La danza romántica recuperó el gusto por los bailes populares, las danzas folklóricas, muchas de las cuales sacó del olvido. Surgió el clásico vestuario de ballet (el tutú), aparecido por primera vez en el Ballet de las Monjas de Robert le Diable (1831), de Giacomo Meyerbeer. Se empezó a componer música puramente para ballet, destacando Coppélia (1870), de Léo Delibes. En el aspecto teórico, destacó la figura del coreógrafo Carlo Blasis, principal creador del ballet moderno en cuanto codificó todos los aspectos técnicos concernientes a la danza: en El código de Terpsícore (1820) relacionó la danza con las otras artes, efectuando estudios de anatomía y movimientos corporales, ampliando el vocabulario relativo a la danza, y distinguiendo varios tipos de bailarines según su físico. También introdujo el baile sobre las puntas de los pies, en el que destacaron Marie Taglioni y Fanny Elssler. En bailes populares, continuó la moda del vals, y aparecieron la mazurca y la polca.
A mediados del siglo XIX, con el nacionalismo musical, el centro geográfico en cuanto a creación e innovación pasó de París a San Petersburgo, donde el Ballet Imperial alcanzó cotas de gran brillantez, con un centro neurálgico en el Teatro Mariinski –y, posteriormente, en el Teatro Bolshói de Moscú–. La figura principal en la conformación del ballet ruso fue Marius Petipa, que introdujo un tipo de coreografía narrativa donde es la propia danza la que cuenta la historia. Hizo ballets más largos, de hasta cinco actos, convirtiendo el ballet en un gran espectáculo, con deslumbrantes puestas en escena, destacando su colaboración con Piotr Chaikovski en tres obras excepcionales: La bella durmiente (1889), El cascanueces (1893) y El lago de los cisnes (1895).
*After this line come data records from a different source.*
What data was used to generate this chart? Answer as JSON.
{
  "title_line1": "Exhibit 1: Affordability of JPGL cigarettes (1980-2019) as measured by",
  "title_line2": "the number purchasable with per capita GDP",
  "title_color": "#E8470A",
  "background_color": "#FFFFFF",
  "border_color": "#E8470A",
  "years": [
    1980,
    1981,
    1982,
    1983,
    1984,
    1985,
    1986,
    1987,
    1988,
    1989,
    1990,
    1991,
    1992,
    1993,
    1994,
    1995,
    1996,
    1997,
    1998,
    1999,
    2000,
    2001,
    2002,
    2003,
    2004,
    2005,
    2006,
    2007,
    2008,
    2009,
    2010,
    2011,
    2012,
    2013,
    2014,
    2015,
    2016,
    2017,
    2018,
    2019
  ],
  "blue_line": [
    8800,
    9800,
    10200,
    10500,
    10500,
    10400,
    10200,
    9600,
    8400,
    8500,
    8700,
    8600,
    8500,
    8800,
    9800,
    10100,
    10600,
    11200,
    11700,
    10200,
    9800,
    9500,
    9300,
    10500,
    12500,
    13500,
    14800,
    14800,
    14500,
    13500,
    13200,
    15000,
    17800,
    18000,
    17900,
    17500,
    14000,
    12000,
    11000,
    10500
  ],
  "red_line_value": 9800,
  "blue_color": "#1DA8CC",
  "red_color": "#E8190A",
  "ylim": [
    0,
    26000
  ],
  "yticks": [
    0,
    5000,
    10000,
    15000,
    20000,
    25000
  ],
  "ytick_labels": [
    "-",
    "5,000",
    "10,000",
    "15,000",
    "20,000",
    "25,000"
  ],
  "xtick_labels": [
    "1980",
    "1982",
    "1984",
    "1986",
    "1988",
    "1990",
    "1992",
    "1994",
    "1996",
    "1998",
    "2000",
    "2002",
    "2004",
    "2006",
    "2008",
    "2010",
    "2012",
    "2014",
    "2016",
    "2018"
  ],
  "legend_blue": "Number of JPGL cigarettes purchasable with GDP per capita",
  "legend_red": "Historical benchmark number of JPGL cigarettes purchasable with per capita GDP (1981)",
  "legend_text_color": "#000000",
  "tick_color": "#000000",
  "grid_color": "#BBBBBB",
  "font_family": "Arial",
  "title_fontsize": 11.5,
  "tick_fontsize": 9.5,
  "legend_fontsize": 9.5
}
A nivel popular, el baile más famoso de la época fue el can-can, mientras que en España surgieron la habanera y el chotis.
La danza contemporánea se inició nuevamente con el liderazgo del ballet ruso adquirido a finales del siglo XIX: Mijaíl Fokin dio más importancia a la expresión sobre la técnica; su obra Chopiniana (1907) inauguraría el «ballet atmosférico» –solo danza, sin hilo argumental–. Serguéi Diáguilev fue el artífice del gran triunfo de los Ballets Rusos en París, introduciendo la danza en las corrientes de vanguardia: su primer gran éxito lo obtuvo con las Danzas polovtsianas de El príncipe Ígor de Aleksandr Borodín (1909), al que siguieron El pájaro de fuego (1910), Petrushka (1911) y La consagración de la primavera (1913), de Ígor Stravinski; por último, Parade (1917) fue un hito dentro de la vanguardia, con música de Erik Satie, coreografía de Léonide Massine, libreto de Jean Cocteau y decorados de Pablo Picasso. En el grupo de Diáguilev destacaron los bailarines Vaslav Nijinsky, Anna Pávlova y Tamara Karsávina. Con la Revolución soviética el ballet ruso pasó a ser un instrumento de propaganda política, perdiendo gran parte de su creatividad, aunque surgieron grandes bailarines como Rudolf Nuréyev y Mijaíl Barýshnikov, y se produjeron obras memorables como Romeo y Julieta (1935) y Cenicienta (1945), de Serguéi Prokófiev, y Espartaco (1957), de Aram Jachaturián. También alcanzó notoriedad el sistema pedagógico ideado por Agrippina Vagánova.
La danza expresionista supuso una ruptura con el ballet clásico, buscando nuevas formas de expresión basadas en la libertad del gesto corporal, liberado de las ataduras de la métrica y el ritmo, donde cobra mayor relevancia la autoexpresión corporal y la relación con el espacio. Su principal teórico fue el coreógrafo Rudolf von Laban, quien creó un sistema que pretendía integrar cuerpo y alma, poniendo énfasis en la energía que emanan los cuerpos, y analizando el movimiento y su relación con el espacio. Este nuevo concepto quedaría plasmado con la bailarina Mary Wigman. De forma independiente, la gran figura de principios de siglo fue Isadora Duncan, que introdujo una nueva forma de bailar, inspirada en ideales griegos, más abierta a la improvisación, a la espontaneidad.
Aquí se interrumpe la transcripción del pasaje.